Mikrobielle Brennstoffzelle, Mikrobielle Elektrolyse

Die Co-produktion von Wasserstoff, Bioethanol und Elektrizität wird mit Hilfe einer mikrobiellen Elektrolysezelle bearbeitet. Die Untersuchung soll insbesondere zeigen inwiefern die Bioethanol- und Wasserstoffproduktion sich wirtschaftlich ergänzen. Daneben wird auch der wichtige Vergleich mit der Stromproduktion im mikrobiellen Brennstoffzellenmodus untersucht.

The integration of bioelectrical systems to a bioethanol production plant was investigated on small scale. A reactor was constructed with the aim to be operated as a microbial fuel cell (MFC) and a microbial electrolysis cell (MEC). The reactor was characterized in terms of power output and internal resistance with S. cerevisiae as biocatalyst. An internal resistance of 954 Ohm was measured for a maximum power output of 176 mW/m³ anode.

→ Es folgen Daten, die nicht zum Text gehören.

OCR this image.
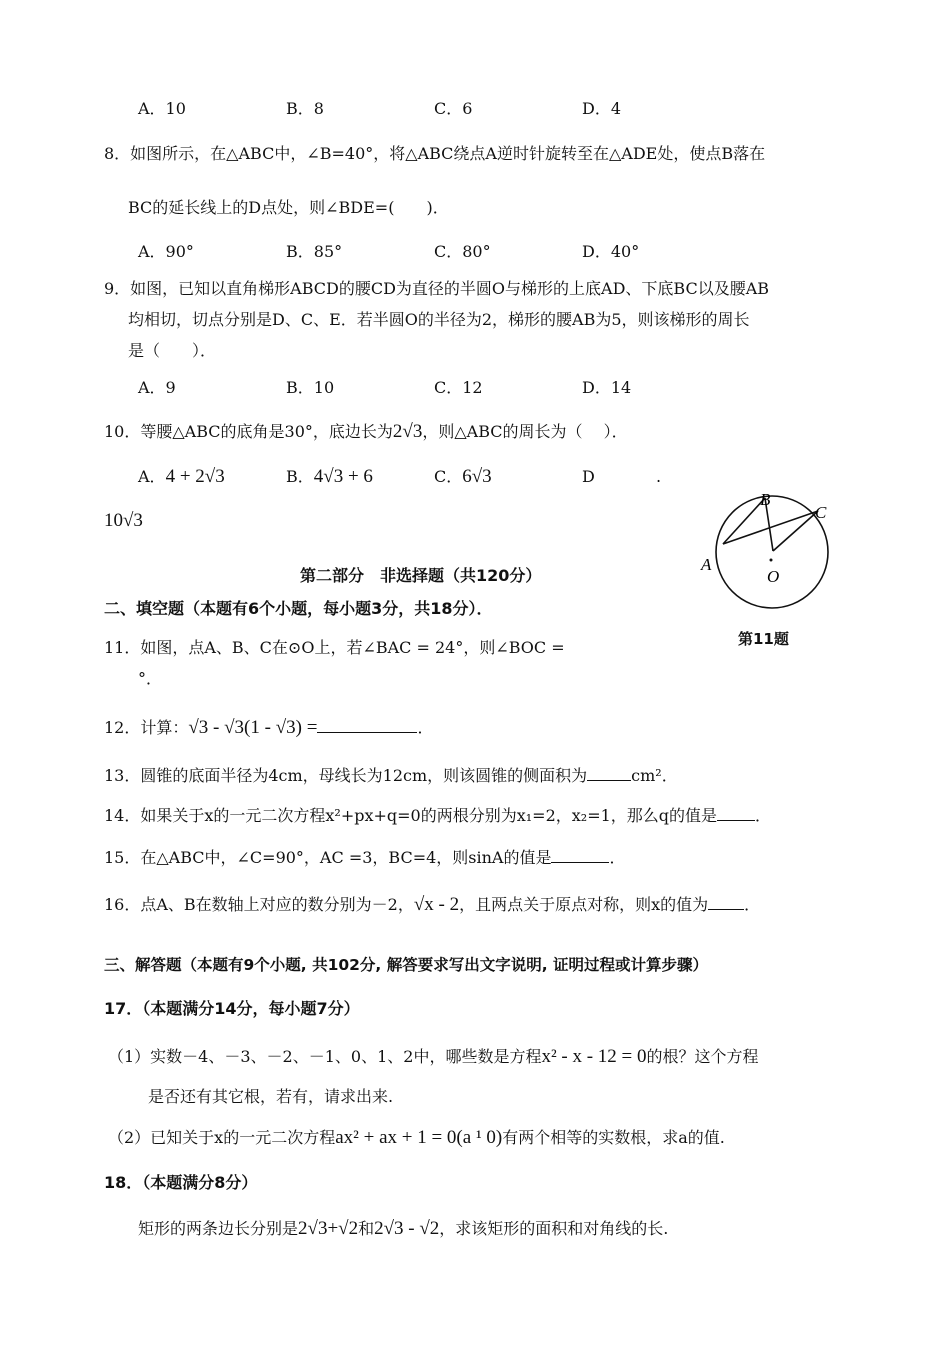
A．10	B．8	C．6	D．4
8．如图所示，在△ABC中，∠B=40°，将△ABC绕点A逆时针旋转至在△ADE处，使点B落在
BC的延长线上的D点处，则∠BDE=(　　)．
A．90°	B．85°	C．80°	D．40°
9．如图，已知以直角梯形ABCD的腰CD为直径的半圆O与梯形的上底AD、下底BC以及腰AB
均相切，切点分别是D、C、E．若半圆O的半径为2，梯形的腰AB为5，则该梯形的周长
是（　　）．
A．9	B．10	C．12	D．14
10．等腰△ABC的底角是30°，底边长为2√3，则△ABC的周长为（　 ）．
A．4 + 2√3	B．4√3 + 6	C．6√3	D	.
10√3
A
B
C
O
第11题
第二部分　非选择题（共120分）
二、填空题（本题有6个小题，每小题3分，共18分）．
11．如图，点A、B、C在⊙O上，若∠BAC = 24°，则∠BOC =
°．
12．计算：√3 - √3(1 - √3) =	．
13．圆锥的底面半径为4cm，母线长为12cm，则该圆锥的侧面积为	cm²．
14．如果关于x的一元二次方程x²+px+q=0的两根分别为x₁=2，x₂=1，那么q的值是 ．
15．在△ABC中，∠C=90°，AC =3，BC=4，则sinA的值是	．
16．点A、B在数轴上对应的数分别为－2，√x - 2，且两点关于原点对称，则x的值为 ．
三、解答题（本题有9个小题, 共102分, 解答要求写出文字说明, 证明过程或计算步骤）
17．（本题满分14分，每小题7分）
（1）实数－4、－3、－2、－1、0、1、2中，哪些数是方程x² - x - 12 = 0的根？这个方程
是否还有其它根，若有，请求出来.
（2）已知关于x的一元二次方程ax² + ax + 1 = 0(a ¹ 0)有两个相等的实数根，求a的值.
18．（本题满分8分）
矩形的两条边长分别是2√3+√2和2√3 - √2，求该矩形的面积和对角线的长.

Electrical currents were measured with the MFC using S. cerevisiae as biocatalyst. Five glucose concentrations ranging from 20 g/l to 170 g/l were tested in presence and absence of the mediator Methylene blue. The mediator enhanced the current production but for small glucose concentrations but decreased also the ethanol production yields. In a general way higher glucose concentrations increased the number of coulombs produced, this was observed in presence and absence of the mediator.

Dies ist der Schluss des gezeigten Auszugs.